Il y a une génération à peine, au
Québec, qu'on a choisi d'éduquer le monde ordinaire. Avant,
il y avait 4% environ de notre population au cours classique et, pour les
autres, on ne parlait pas encore d'éducation mais seulement
d'instruction. L'éducation, après l'école primaire,
ça se faisait au foyer, dans la rue, ou mieux, chez les Jésuites.
Le meilleur des mondes n'était promis que pour l'Au-Delà.

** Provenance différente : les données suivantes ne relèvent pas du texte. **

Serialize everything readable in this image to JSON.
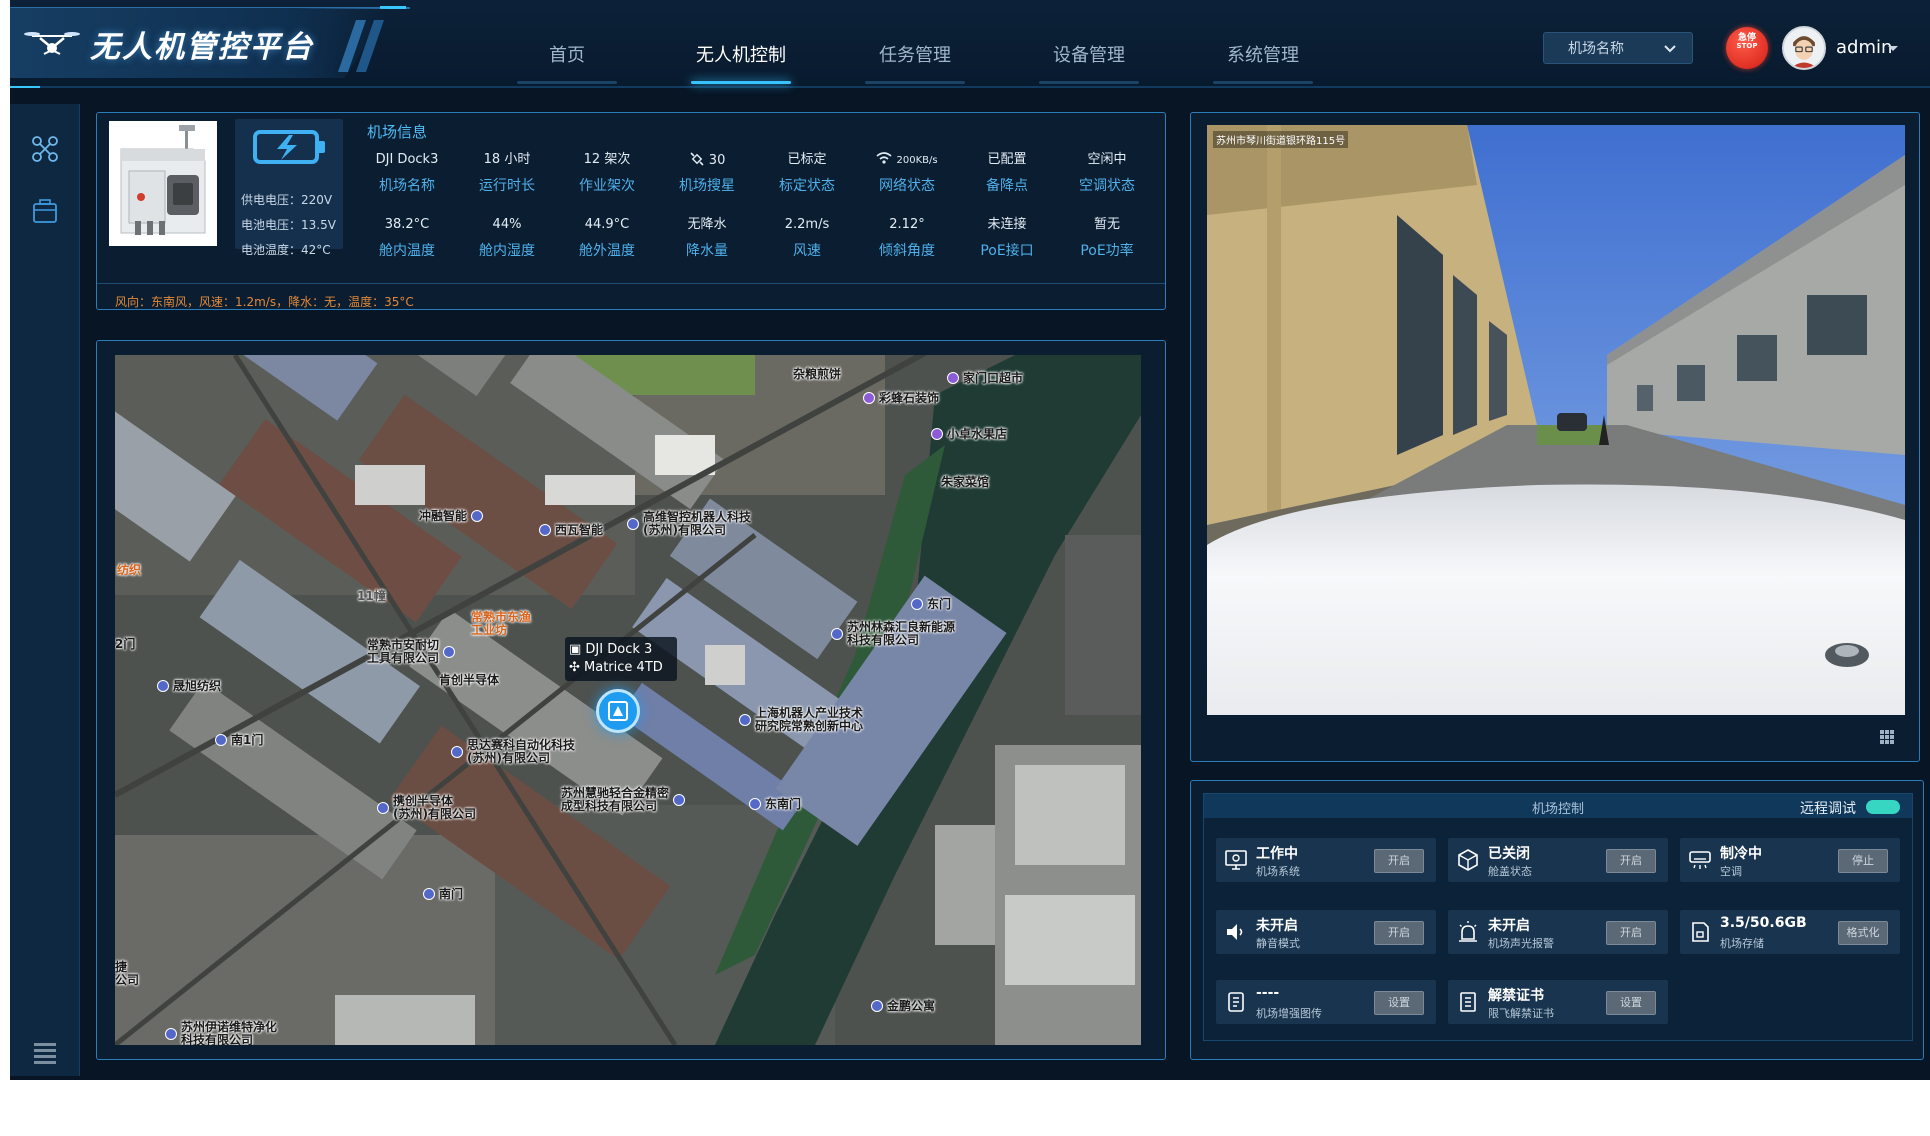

A l'époque simple des calottes et des cornettes, le collège
classique offrait du grec, du latin et de la philo; il offrait aussi des
valeurs, une culture et un sentiment d'appartenance. C'était rétro,
mais la plupart étaient fiers de leur vieux collège, même
s'ils en sortaient en pensant tous à peu près la même
chose...
Vers les années "60, on a voulu créer un équivalent
des collèges classiques pour tout le monde. On a voulu aussi créer
du même coup une société plus complexe, une société
pluraliste, avec du monde ordinaire qui pensent par eux-mêmes; avec
des gens donc qui ne pensent pas tous la même chose et où chacun
respecte les valeurs et la culture des autres.
Et on a mis le paquet sur l'éducation. Aujourd'hui, l'éducation
au Québec c'est 100 000 enseignants, 8 milliards de dollars au budget
du ministère et le tiers de la population qui suit des cours: on
est bien loin de la Grande Noirceur. Pourtant, presque la moitié
des jeunes québécois ne finissent plus leur cours secondaire
et on dit qu'il y a 20% d'analphabètes fonction-nels au pays. Il
semble que l'éduca-tion au Québec, surtout l'éducation
de niveau secondaire, a raté un virage. Mais quel virage?
Le virage en épingle du pluralisme et du "pensons-par-nous-mêmes".
Il faut respecter la liberté de pensée de chacun. Jusque là
parfait, rien à dire. Vive le pluralisme! Mais, pour en arriver à
ce résultat, on a mal pris le virage et on a sauté le garde-fou.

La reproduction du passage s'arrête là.